In his article ‘Why is Suicide Terrorism Applied as an Instrument of Violence’ Islam focuses on why and how suicide terrorism has been employed as an instrument of violence. This article begins by giving a brief conceptual overview and historical background on issues related to suicide terrorism. The article also discusses the justifications for causes and motivations of suicide terrorism. Finally, the effectiveness of suicide terrorism is based on available empirical evidence has been presented.

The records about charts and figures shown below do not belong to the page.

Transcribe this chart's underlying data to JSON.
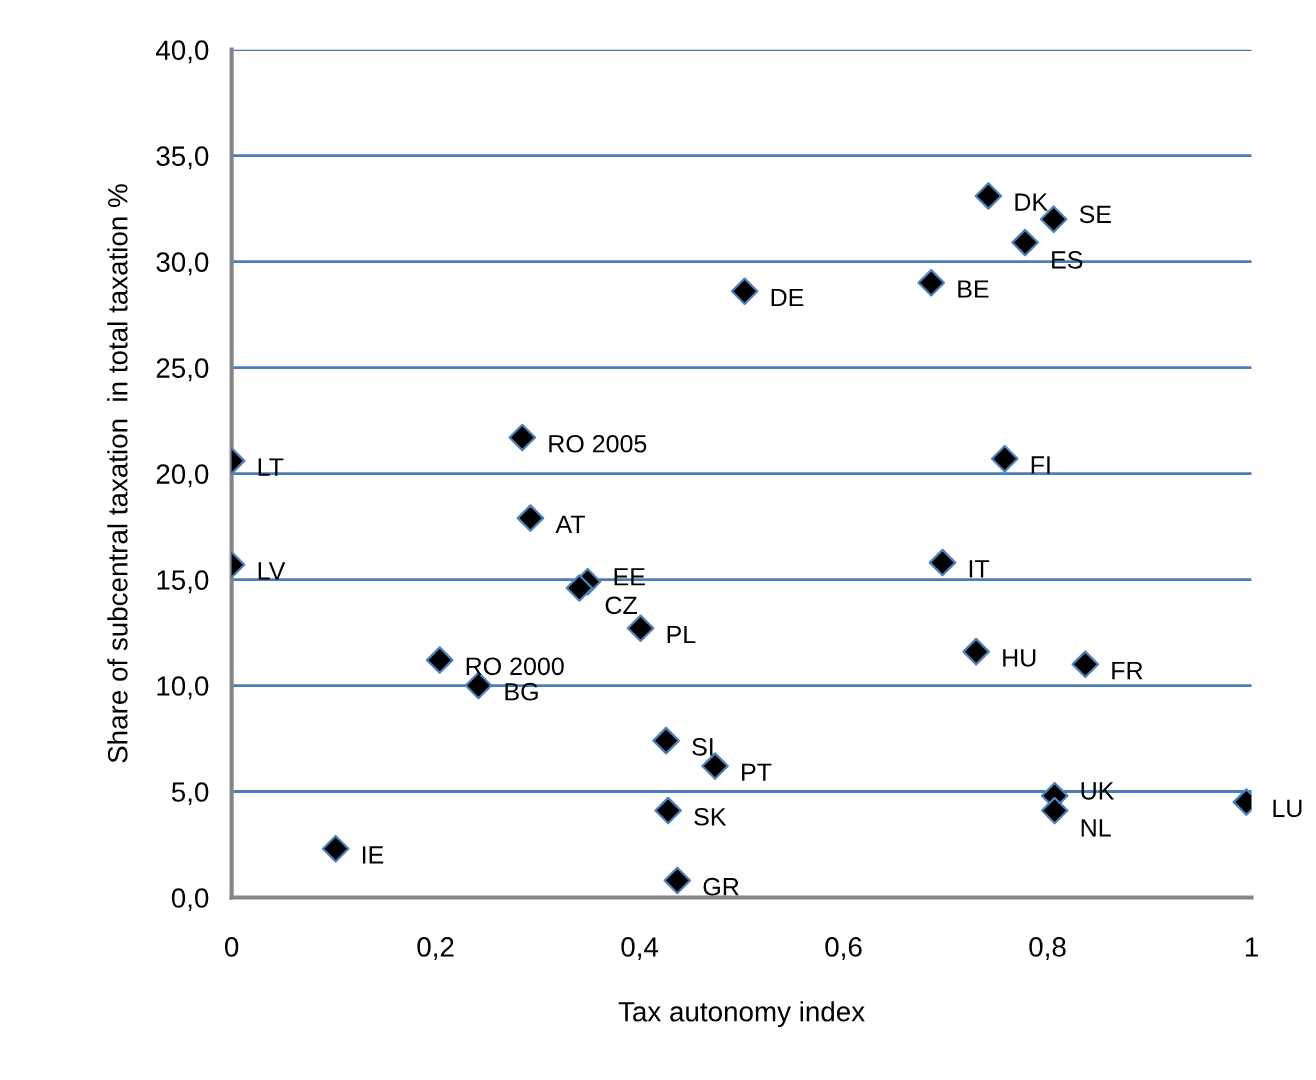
{
  "chart_data": {
    "type": "scatter",
    "xlabel": "Tax autonomy index",
    "ylabel": "Share of subcentral taxation  in total taxation %",
    "x": [
      0,
      0.285,
      0.293,
      0.742,
      0.806,
      0.778,
      0.503,
      0.686,
      0.758,
      0,
      0.349,
      0.341,
      0.401,
      0.204,
      0.242,
      0.426,
      0.474,
      0.428,
      0.102,
      0.437,
      0.697,
      0.73,
      0.837,
      0.807,
      0.807,
      0.995
    ],
    "series": [
      {
        "color": "#000000",
        "values": [
          20.6,
          21.7,
          17.9,
          33.1,
          32.0,
          30.9,
          28.6,
          29.0,
          20.7,
          15.7,
          14.9,
          14.6,
          12.7,
          11.2,
          10.0,
          7.4,
          6.2,
          4.1,
          2.3,
          0.8,
          15.8,
          11.6,
          11.0,
          4.8,
          4.1,
          4.5
        ]
      }
    ],
    "annotations": [
      {
        "text": "LT",
        "x": 0,
        "y": 20.6
      },
      {
        "text": "RO 2005",
        "x": 0.285,
        "y": 21.7
      },
      {
        "text": "AT",
        "x": 0.293,
        "y": 17.9
      },
      {
        "text": "DK",
        "x": 0.742,
        "y": 33.1
      },
      {
        "text": "SE",
        "x": 0.806,
        "y": 32.0
      },
      {
        "text": "ES",
        "x": 0.778,
        "y": 30.9
      },
      {
        "text": "DE",
        "x": 0.503,
        "y": 28.6
      },
      {
        "text": "BE",
        "x": 0.686,
        "y": 29.0
      },
      {
        "text": "FI",
        "x": 0.758,
        "y": 20.7
      },
      {
        "text": "LV",
        "x": 0,
        "y": 15.7
      },
      {
        "text": "EE",
        "x": 0.349,
        "y": 14.9
      },
      {
        "text": "CZ",
        "x": 0.341,
        "y": 14.6
      },
      {
        "text": "PL",
        "x": 0.401,
        "y": 12.7
      },
      {
        "text": "RO 2000",
        "x": 0.204,
        "y": 11.2
      },
      {
        "text": "BG",
        "x": 0.242,
        "y": 10.0
      },
      {
        "text": "SI",
        "x": 0.426,
        "y": 7.4
      },
      {
        "text": "PT",
        "x": 0.474,
        "y": 6.2
      },
      {
        "text": "SK",
        "x": 0.428,
        "y": 4.1
      },
      {
        "text": "IE",
        "x": 0.102,
        "y": 2.3
      },
      {
        "text": "GR",
        "x": 0.437,
        "y": 0.8
      },
      {
        "text": "IT",
        "x": 0.697,
        "y": 15.8
      },
      {
        "text": "HU",
        "x": 0.73,
        "y": 11.6
      },
      {
        "text": "FR",
        "x": 0.837,
        "y": 11.0
      },
      {
        "text": "UK",
        "x": 0.807,
        "y": 4.8
      },
      {
        "text": "NL",
        "x": 0.807,
        "y": 4.1
      },
      {
        "text": "LU",
        "x": 0.995,
        "y": 4.5
      }
    ],
    "xlim": [
      0,
      1
    ],
    "ylim": [
      0,
      40
    ],
    "xticks": [
      0,
      {
        "value": 0.2,
        "label": "0,2"
      },
      {
        "value": 0.4,
        "label": "0,4"
      },
      {
        "value": 0.6,
        "label": "0,6"
      },
      {
        "value": 0.8,
        "label": "0,8"
      },
      1
    ],
    "yticks": [
      {
        "value": 0,
        "label": "0,0"
      },
      {
        "value": 5,
        "label": "5,0"
      },
      {
        "value": 10,
        "label": "10,0"
      },
      {
        "value": 15,
        "label": "15,0"
      },
      {
        "value": 20,
        "label": "20,0"
      },
      {
        "value": 25,
        "label": "25,0"
      },
      {
        "value": 30,
        "label": "30,0"
      },
      {
        "value": 35,
        "label": "35,0"
      },
      {
        "value": 40,
        "label": "40,0"
      }
    ],
    "grid": "y",
    "marker": "diamond",
    "legend": false
  }
}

In their paper titled ‘Delayed Rohingya Repatriation and Current Trends of Violence: A Critical Analysis in Bangladesh,’ Rahman and Kabir aim to investigate the correlation between the delayed repatriation of the Rohingyas from the Cox’s Bazar camps and the escalation of both violent and non-violent occurrences within the region. The study also examines how both violent and non-violent acts pose a threat to both the Rohingyas and the local population. The article concludes that the ongoing delay in repatriation is contributing to the potential growth of criminal behavior among the Rohingya community. Continued delay in the repatriation process will result in the community becoming a burden for the region. The study advocates for more research in this field so that policymakers can fully comprehend the issue’s magnitude. Authorities should enhance their proactive endeavors to garner global attention towards the protracted Rohingya crisis, minimize crimes and violence, and foster a peaceful atmosphere within the overcrowded camps in Cox’s Bazar, Bangladesh.

Notably, the articles in this issue provide new perspectives on Bangladesh’s vaccine diplomacy, strategic rivalries in the Bay of Bengal and its importance within the broader Indian Ocean region. The role of BIMSTEC in promoting multilateralism has also been analyzed in this issue. Another crucial issue, Sino-Indian dynamics in South Asia and suicide terrorism as a security threat has also been discussed in this issue. The article also provides new insights into the problems that arise as a consequence of the delayed repatriation of the Rohingya. The articles in this issue will provide enough food for thought to the readers.